Chlordiazepoxide is metabolised in the liver into demethylchlordiazepoxide (0.64%), demoxepam (0.32%) and demethyldiazepam (0.21%); demoxepam is transformed into an active metabolite, oxazepam, but in a very small proportion (less than 1% of ingested chlordiazepoxide).

Steady state concentrations of these metabolites are reached after 10-15 days and are similar to those of chlordiazepoxide.

Clidinium bromide is metabolised to methyl-1-hydroxy-3 quinoclidinium bromide which is the major metabolite found in human urine. Carbon-labeled studies show that the substance is not metabolized by N-demethylation.

Elimination

The urinary elimination of chlordiazepoxide occurs in the form of demozepam and oxazepam. The elimination half-life is 7-28 hours (usually 20-24 hours). Clidinium bromide and its metabolites are found in faeces, dogs and humans.

05.3 Preclinical safety data -

Mutagenic and carcinogenic potential

In-vivo and in-vitro studies with chlordiazepoxide showed a mutagenic effect.

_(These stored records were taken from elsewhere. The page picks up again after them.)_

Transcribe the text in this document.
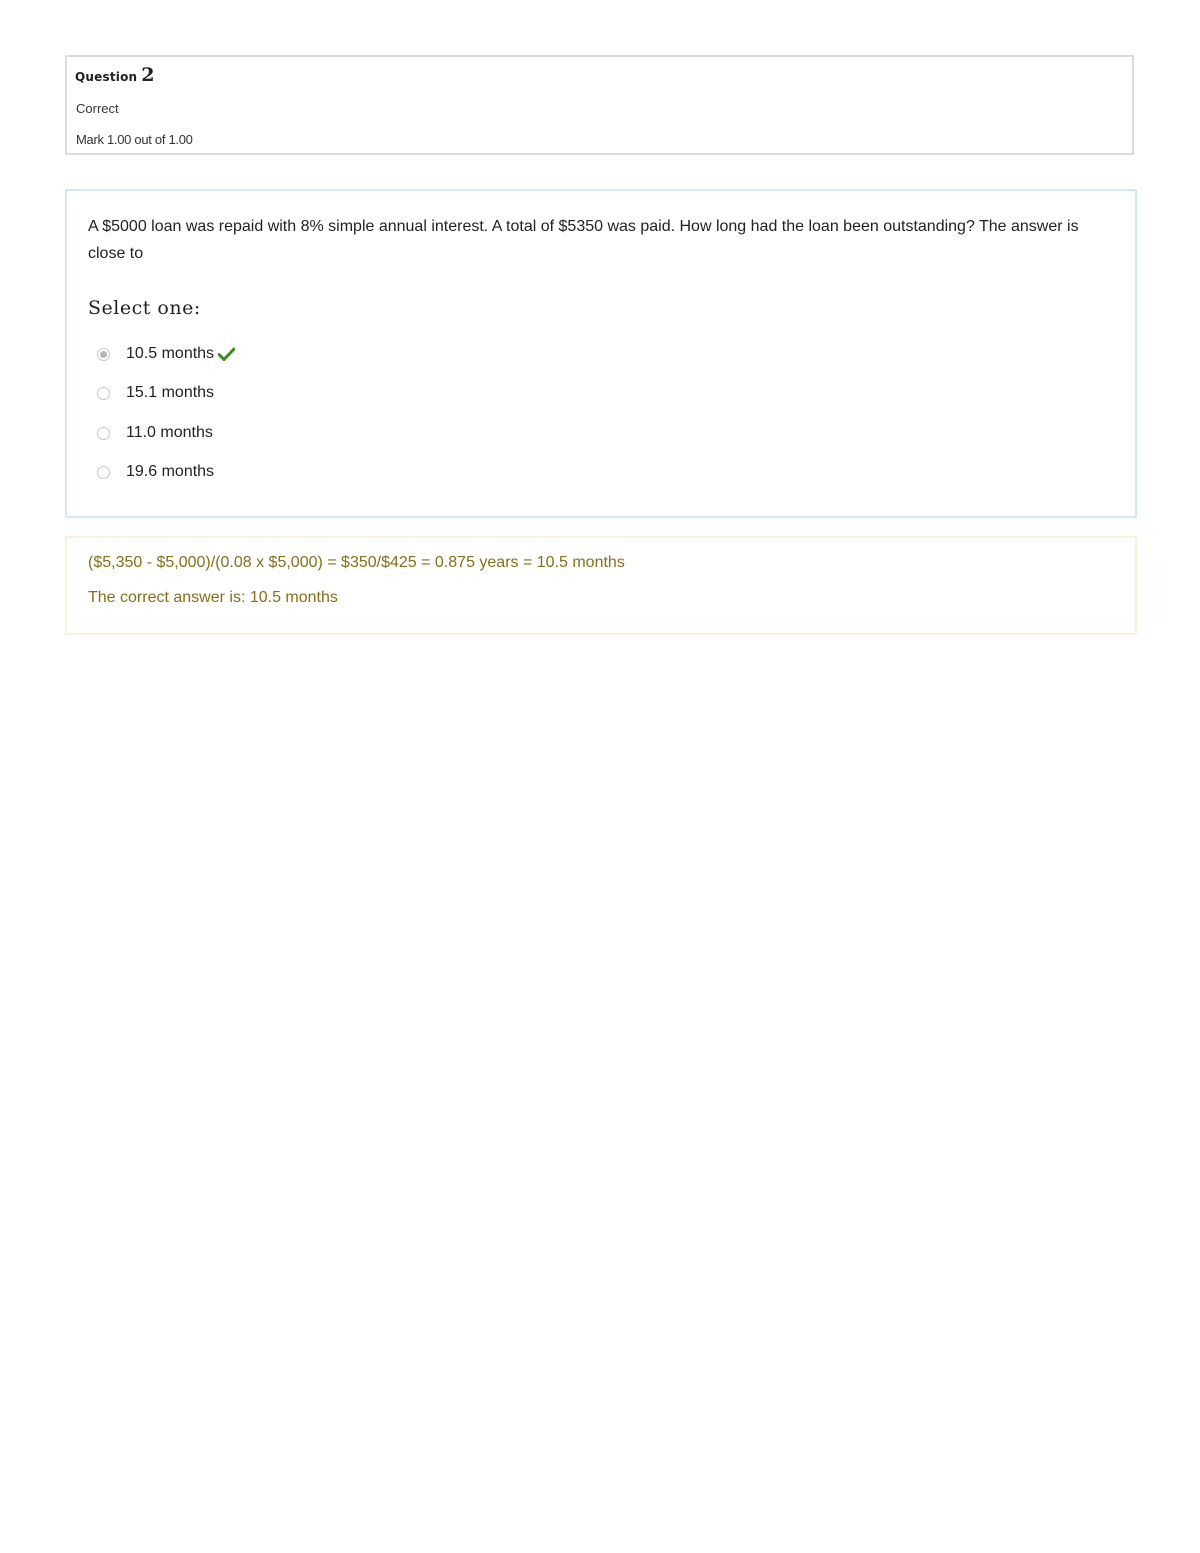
Question 2
Correct
Mark 1.00 out of 1.00
A $5000 loan was repaid with 8% simple annual interest. A total of $5350 was paid. How long had the loan been outstanding? The answer is close to
Select one:
10.5 months
15.1 months
11.0 months
19.6 months
($5,350 - $5,000)/(0.08 x $5,000) = $350/$425 = 0.875 years = 10.5 months
The correct answer is: 10.5 months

However, negative results were obtained in similar test systems. The relevance of the positive results is currently unclear. Carcinogenicity studies showed a higher incidence of liver tumors in mice treated with high doses, mainly in male animals, while such an increase in the incidence rate of tumors was not observed in the rat.

Reproductive toxicity

So far, available observations in humans have not shown any clear evidence of a teratogenic effect of chlordiazepoxide; however, changes in the urogenital tract, pulmonary abnormalities and skull malformations (exencephaly, cleft palate) have been observed in animal studies. behavioral disorders affecting the offspring.